Uni Eropa Resmikan UU Net Zero Industry

FTNews – Uni Eropa (EU) resmi menandatangani sebuah undang-undang (UU) baru, yaitu UU Net Zero Industry (NZIA), Senin (27/5). Aturan tersebut akan mulai berlaku pada bulan depan atau awal bulan Juli.

UU baru tersebut akan mengatur perserikatan ini agar dapat menghasilkan 40 persen teknologi hijau. Mulai dari panel surya, turbin angin, pompa panas, dan peralatan teknologi bersih lainnya. Hal ini guna agar industri di Eropa sendiri dapat bersaing dengan para rivalnya, seperti Amerika Serikat (AS) ataupun China.

Melansir dari Reuters, NZIA tidak hanya akan berfokus kepada perusahaan-perusahaan untuk memangkas emisi gas rumah kacanya (GRK). Juga, untuk memanufaktur teknologi yang dibutuhkannya juga.

Saat ini, Eropa masih sangat bergantung kepada China dalam bidang energi, terutama energi surya. China sendiri merupakan salah satu negara dengan Pembangkit Listrik Tenaga Surya (PLTS) terbesar di dunia. Negeri Tirai Bambu ini memiliki kapasitas energi surya terbesar di dunia dengan kapasitas 306,973 megawatts (MW) pada tahun 2021, menurut World Population Review.

Selain itu, Uni Eropa juga khawatir akan berpindahnya produsen di Eropa menuju AS. Sebabnya, AS memiliki UU Pengurangan Inflasi, yang dapat memberi subsidi hijau kepada pengusaha-pengusaha nilainya mencapai $369 miliar atau sekitar Rp5,9 triliun.

Mengejar Target di 2040

Ilustrasi kincir angin sebagai teknologi hijau.

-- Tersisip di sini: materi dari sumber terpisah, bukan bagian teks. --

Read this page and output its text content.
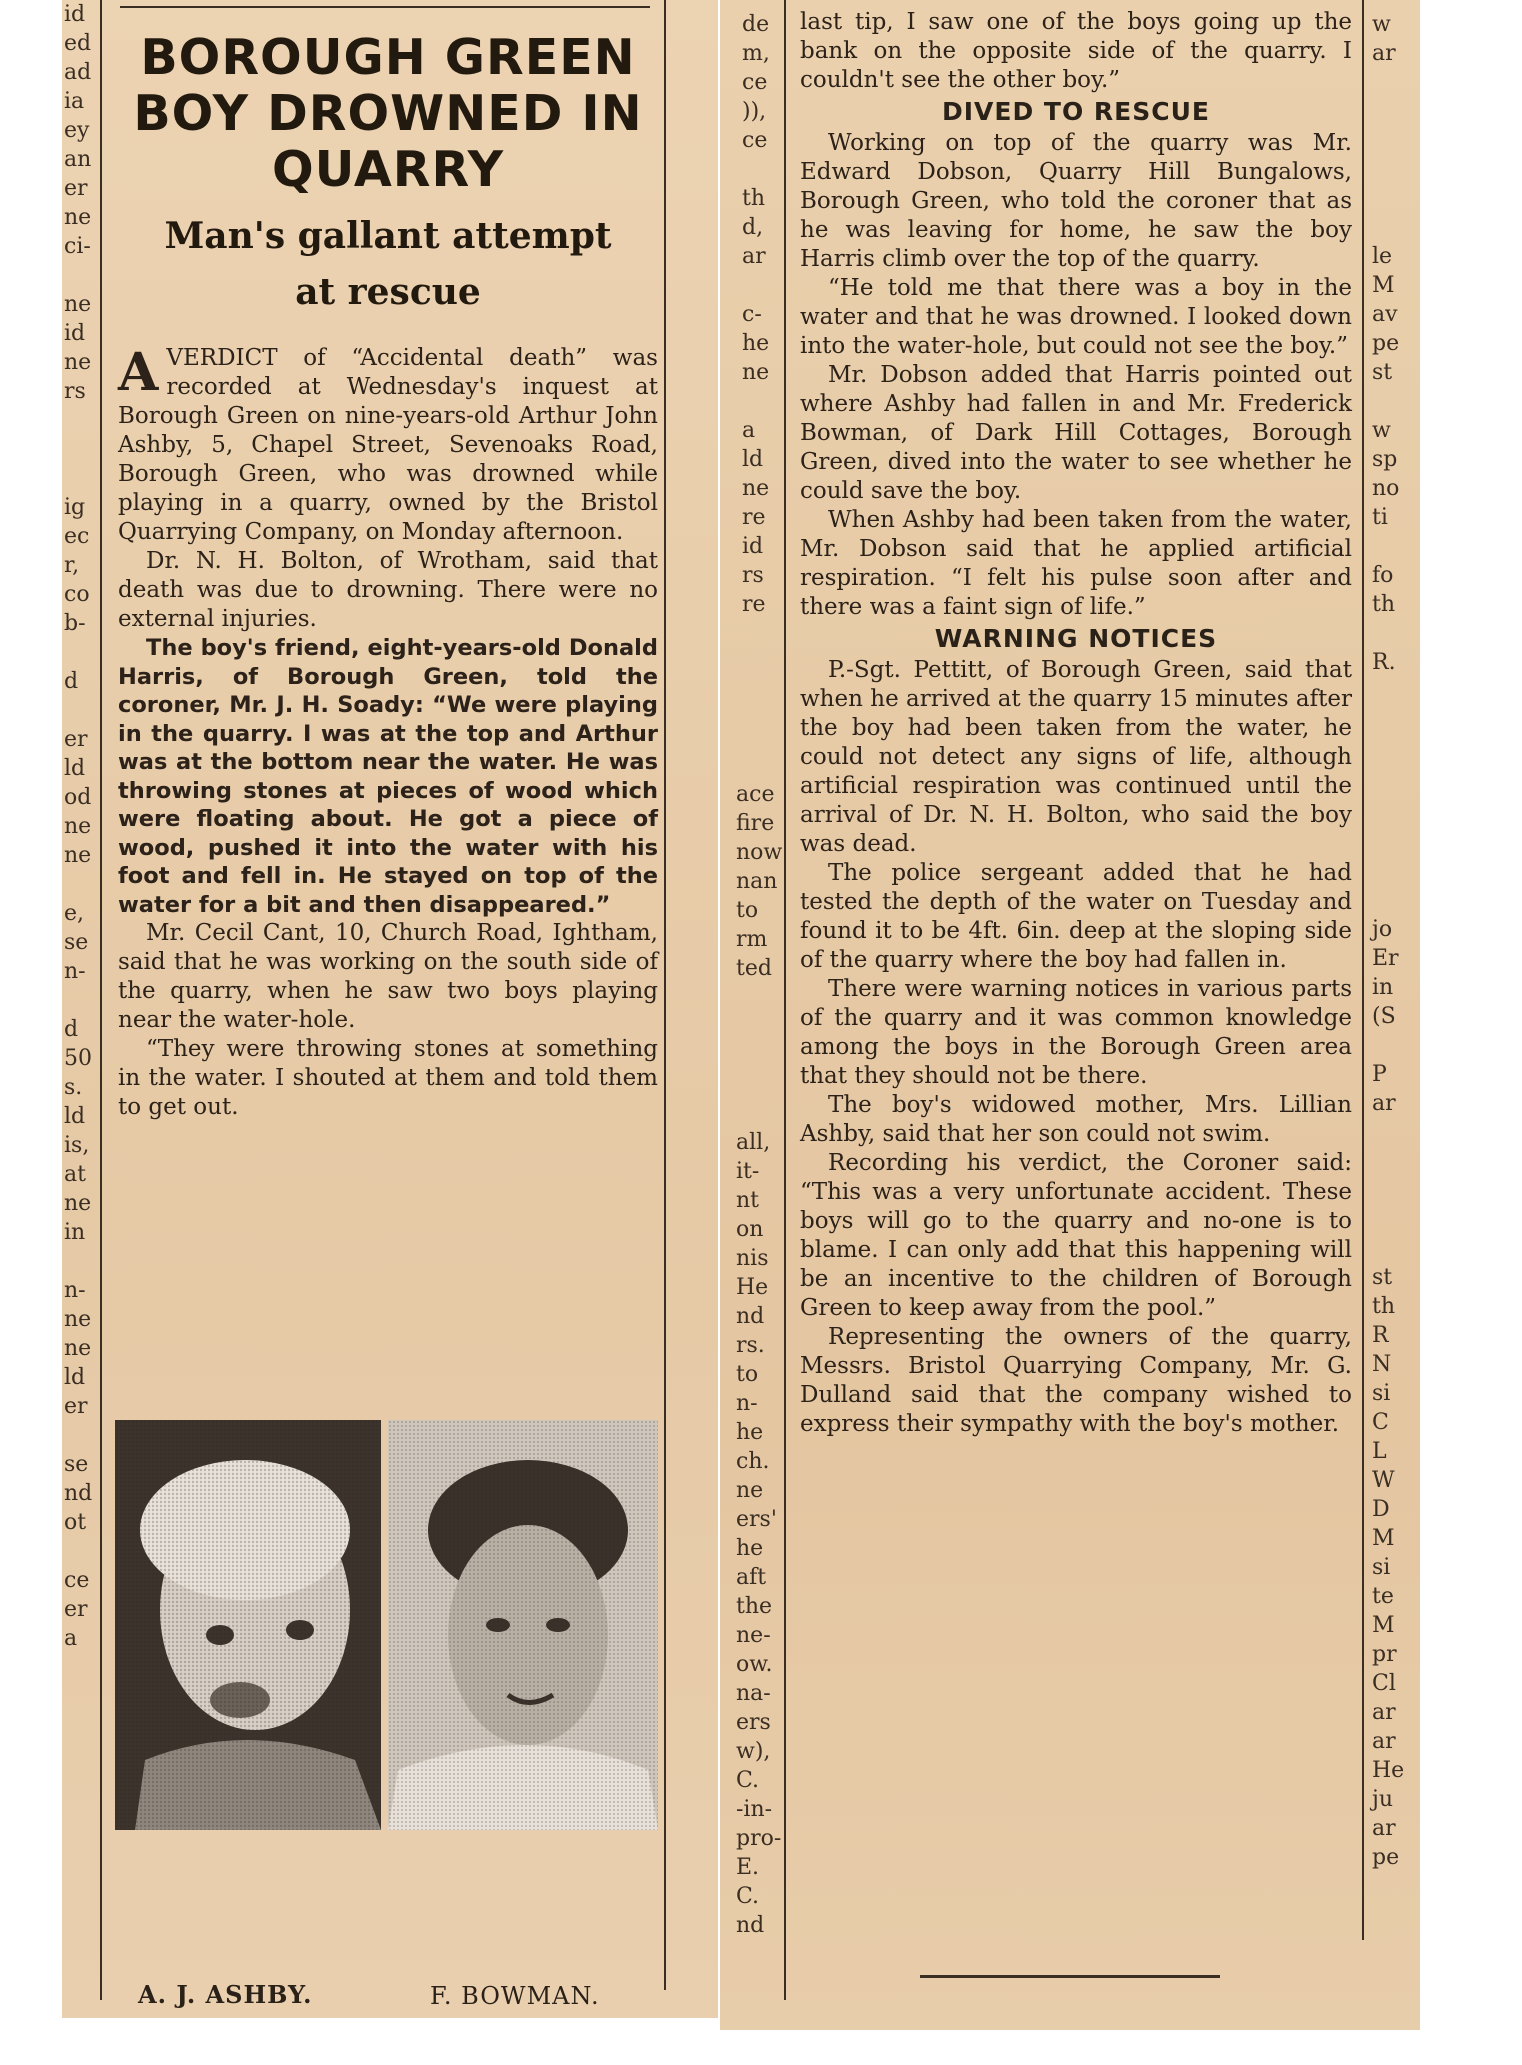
id
ed
ad
ia
ey
an
er
ne
ci-

ne
id
ne
rs

ig
ec
r,
co
b-

d

er
ld
od
ne
ne

e,
se
n-

d
50
s.
ld
is,
at
ne
in

n-
ne
ne
ld
er

se
nd
ot

ce
er
a
de
m,
ce
)),
ce

th
d,
ar

c-
he
ne

a
ld
ne
re
id
rs
re
ace
fire
now
nan
to
rm
ted

all,
it-
nt
on
nis
He
nd
rs.
to
n-
he
ch.
ne
ers'
he
aft
the
ne-
ow.
na-
ers
w),
C.
-in-
pro-
E.
C.
nd
w
ar

le
M
av
pe
st

w
sp
no
ti

fo
th

R.
jo
Er
in
(S

P
ar

st
th
R
N
si
C
L
W
D
M
si
te
M
pr
Cl
ar
ar
He
ju
ar
pe
BOROUGH GREEN BOY DROWNED IN QUARRY
Man's gallant attempt at rescue

A VERDICT of “Accidental death” was recorded at Wednesday's inquest at Borough Green on nine-years-old Arthur John Ashby, 5, Chapel Street, Sevenoaks Road, Borough Green, who was drowned while playing in a quarry, owned by the Bristol Quarrying Company, on Monday afternoon.

Dr. N. H. Bolton, of Wrotham, said that death was due to drowning. There were no external injuries.

The boy's friend, eight-years-old Donald Harris, of Borough Green, told the coroner, Mr. J. H. Soady: “We were playing in the quarry. I was at the top and Arthur was at the bottom near the water. He was throwing stones at pieces of wood which were floating about. He got a piece of wood, pushed it into the water with his foot and fell in. He stayed on top of the water for a bit and then disappeared.”

Mr. Cecil Cant, 10, Church Road, Ightham, said that he was working on the south side of the quarry, when he saw two boys playing near the water-hole.

“They were throwing stones at something in the water. I shouted at them and told them to get out.

A. J. ASHBY.	F. BOWMAN.

last tip, I saw one of the boys going up the bank on the opposite side of the quarry. I couldn't see the other boy.”

DIVED TO RESCUE

Working on top of the quarry was Mr. Edward Dobson, Quarry Hill Bungalows, Borough Green, who told the coroner that as he was leaving for home, he saw the boy Harris climb over the top of the quarry.

“He told me that there was a boy in the water and that he was drowned. I looked down into the water-hole, but could not see the boy.”

Mr. Dobson added that Harris pointed out where Ashby had fallen in and Mr. Frederick Bowman, of Dark Hill Cottages, Borough Green, dived into the water to see whether he could save the boy.

When Ashby had been taken from the water, Mr. Dobson said that he applied artificial respiration. “I felt his pulse soon after and there was a faint sign of life.”

WARNING NOTICES

P.-Sgt. Pettitt, of Borough Green, said that when he arrived at the quarry 15 minutes after the boy had been taken from the water, he could not detect any signs of life, although artificial respiration was continued until the arrival of Dr. N. H. Bolton, who said the boy was dead.

The police sergeant added that he had tested the depth of the water on Tuesday and found it to be 4ft. 6in. deep at the sloping side of the quarry where the boy had fallen in.

There were warning notices in various parts of the quarry and it was common knowledge among the boys in the Borough Green area that they should not be there.

The boy's widowed mother, Mrs. Lillian Ashby, said that her son could not swim.

Recording his verdict, the Coroner said: “This was a very unfortunate accident. These boys will go to the quarry and no-one is to blame. I can only add that this happening will be an incentive to the children of Borough Green to keep away from the pool.”

Representing the owners of the quarry, Messrs. Bristol Quarrying Company, Mr. G. Dulland said that the company wished to express their sympathy with the boy's mother.
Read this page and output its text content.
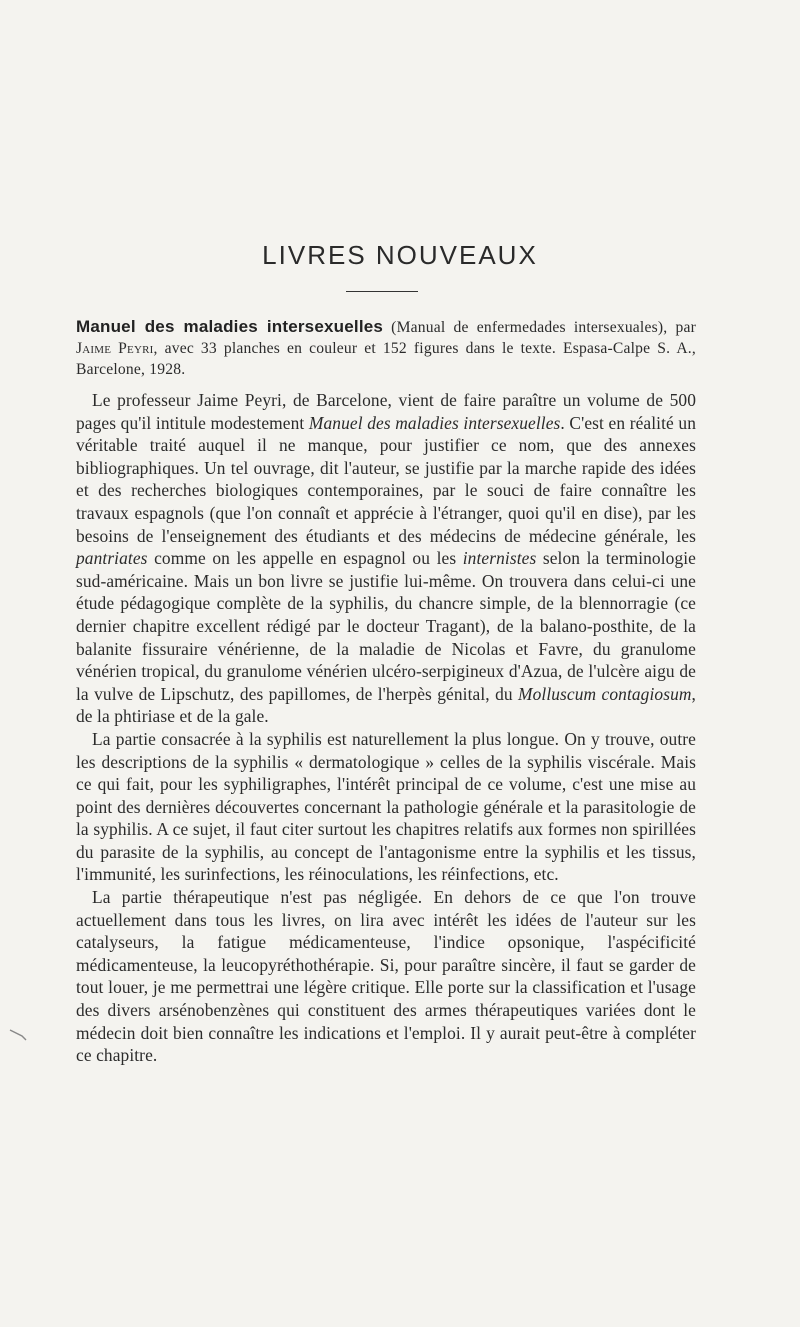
LIVRES NOUVEAUX

Manuel des maladies intersexuelles (Manual de enfermedades intersexuales), par Jaime Peyri, avec 33 planches en couleur et 152 figures dans le texte. Espasa-Calpe S. A., Barcelone, 1928.

Le professeur Jaime Peyri, de Barcelone, vient de faire paraître un volume de 500 pages qu'il intitule modestement Manuel des maladies intersexuelles. C'est en réalité un véritable traité auquel il ne manque, pour justifier ce nom, que des annexes bibliographiques. Un tel ouvrage, dit l'auteur, se justifie par la marche rapide des idées et des recherches biologiques contemporaines, par le souci de faire connaître les travaux espagnols (que l'on connaît et apprécie à l'étranger, quoi qu'il en dise), par les besoins de l'enseignement des étudiants et des médecins de médecine générale, les pantriates comme on les appelle en espagnol ou les internistes selon la terminologie sud-américaine. Mais un bon livre se justifie lui-même. On trouvera dans celui-ci une étude pédagogique complète de la syphilis, du chancre simple, de la blennorragie (ce dernier chapitre excellent rédigé par le docteur Tragant), de la balano-posthite, de la balanite fissuraire vénérienne, de la maladie de Nicolas et Favre, du granulome vénérien tropical, du granulome vénérien ulcéro-serpigineux d'Azua, de l'ulcère aigu de la vulve de Lipschutz, des papillomes, de l'herpès génital, du Molluscum contagiosum, de la phtiriase et de la gale.

La partie consacrée à la syphilis est naturellement la plus longue. On y trouve, outre les descriptions de la syphilis « dermatologique » celles de la syphilis viscérale. Mais ce qui fait, pour les syphiligraphes, l'intérêt principal de ce volume, c'est une mise au point des dernières découvertes concernant la pathologie générale et la parasitologie de la syphilis. A ce sujet, il faut citer surtout les chapitres relatifs aux formes non spirillées du parasite de la syphilis, au concept de l'antagonisme entre la syphilis et les tissus, l'immunité, les surinfections, les réinoculations, les réinfections, etc.

La partie thérapeutique n'est pas négligée. En dehors de ce que l'on trouve actuellement dans tous les livres, on lira avec intérêt les idées de l'auteur sur les catalyseurs, la fatigue médicamenteuse, l'indice opsonique, l'aspécificité médicamenteuse, la leucopyréthothérapie. Si, pour paraître sincère, il faut se garder de tout louer, je me permettrai une légère critique. Elle porte sur la classification et l'usage des divers arsénobenzènes qui constituent des armes thérapeutiques variées dont le médecin doit bien connaître les indications et l'emploi. Il y aurait peut-être à compléter ce chapitre.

Foto: Canva

Dengan hadirnya UU Net Zero Industry, EU berharap dapat memproduksi produk untuk mengurangi gas rumah kaca sebesar 40 persen di tahun 2030. Pada tahun 2040 nanti, mereka bercita-cita agar produksi global dari teknologi-teknologi tersebut mencapai angka 15 persen di dunia. 

Melalui NZIA juga, mereka mengusulkan perampingan pemberian izin untuk proyek-proyek yang meningkatkan manufaktur EU. Serta, memastikan mempercepat pengeluaran sebagian besar izin dalam waktu enam hingga sembilan bulan.

BACA JUGA:   Jemaah Haji Indonesia Akan Dapat Smart Card, Apa Itu?

Otoritas publik yang hendak membeli produk-produk teknologi ramah lingkungan harus memikirkan pilihan mereka. Tidak hanya pada harga saja, juga mempertimbangkan bobot 30 persen pada keberlanjutan dan ketahanan. Yaitu, yang saat ini di mana EU masih bergantung pada pasokan dari satu third country.